Coriolano escucha sus súplicas, concluye un tratado favorable para los volscos y vuelve con ellos a la ciudad de Anzio. Pero a los volscos no les ha inspirado demasiada confianza que Coriolano haya dejado la ciudad intacta. El general de los volscos lo acusa de traición. Si antaño Coriolano traicionó a su propio pueblo, ¿cómo no los iba a traicionar a ellos?
Al final, Coriolano acaba ajusticiado en la plaza pública.
El síndrome de Coriolano se refiere a que, cuando un individuo traiciona a las personas que le han colocado en el puesto que ostenta en una organización, va a tener muy difícil despuntar allá donde se dirija.

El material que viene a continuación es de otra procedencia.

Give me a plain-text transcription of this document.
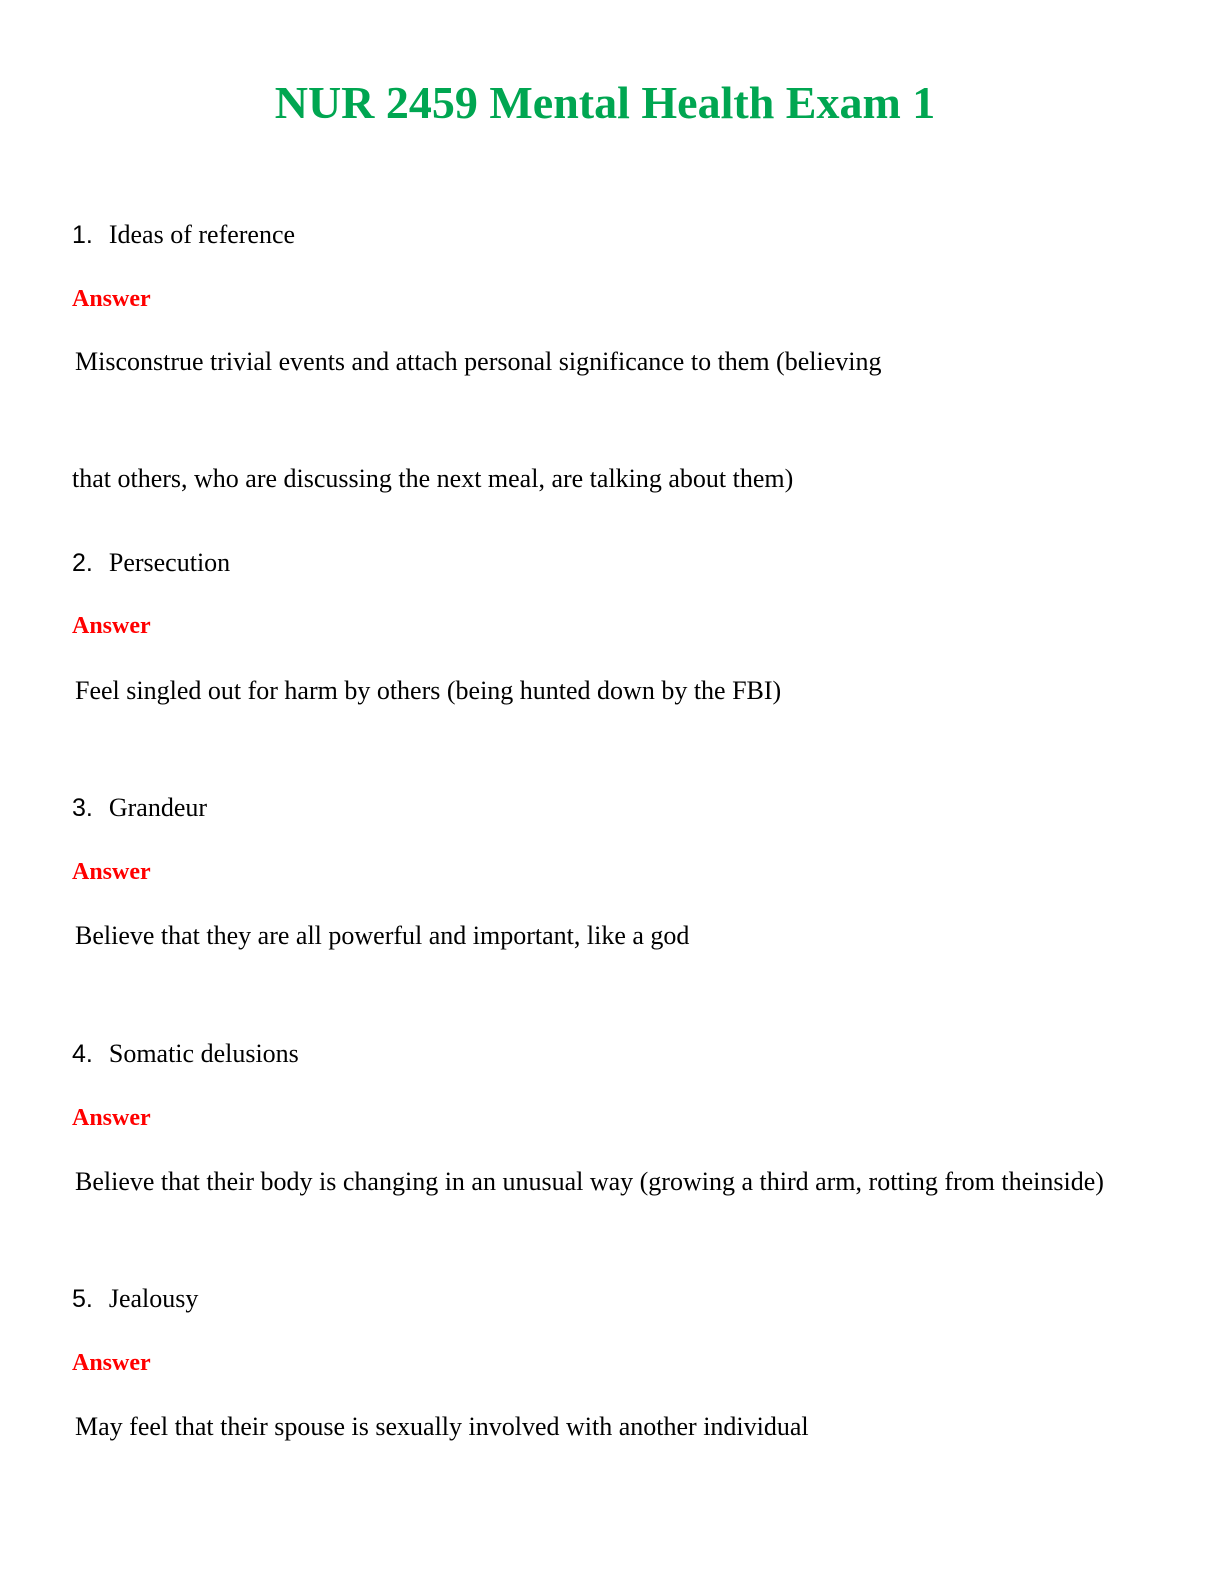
NUR 2459 Mental Health Exam 1
1. Ideas of reference
Answer
Misconstrue trivial events and attach personal significance to them (believing
that others, who are discussing the next meal, are talking about them)
2. Persecution
Answer
Feel singled out for harm by others (being hunted down by the FBI)
3. Grandeur
Answer
Believe that they are all powerful and important, like a god
4. Somatic delusions
Answer
Believe that their body is changing in an unusual way (growing a third arm, rotting from theinside)
5. Jealousy
Answer
May feel that their spouse is sexually involved with another individual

Si permanece en la organización, el nuevo equipo directivo desconfiará; y si se dirige a otra, sus nuevos empleadores estarán siempre con con la mosca detrás de la oreja, como los volscos: siempre les quedará esa sospecha de que, «si los traicionó a ellos, nos puede traicionar a nosotros…».
Por eso se recomienda siempre que, cuando usted vaya a una entrevista de trabajo, jamás y bajo ningún concepto hable mal de sus antiguos empleadores, aunque haya salido usted tarifando de un ambiente tóxico o crea que su anterior jefe o jefes habían heredado genes del mismísimo Barrabás.
Y una no deja de preguntarse: «¿podemos comparar a Feijóo con un general volsco? ¿Cuando Díaz Ayuso exige expulsar del PP a aquellos que cuestionaron el contrato de su hermano, cuando dice que no cree en las heridas abiertas, entra dentro de lo posible que Feijóo se plantee que quien exige la cabeza de su antiguo amigo puede que sea una excelente guerrera… pero también puede que sea el tipo de guerrera que cuando avanza deja a su paso tierra quemada tras de sí?
En fin, queridos lectores y lectoras, decía San Agustín que quien duda sabe que duda y por lo tanto conoce. Y es que a veces dudar vale más que estar seguro. Yo vivo permanentemente instalada en la duda, pero seguro que los lectores no dudan tanto y que habrá alguno dispuesto a dejar un comentario que muestre más seguridad de la que muestro yo. Encantados estaremos de leerlos. Eso sí que no deben dudarlo.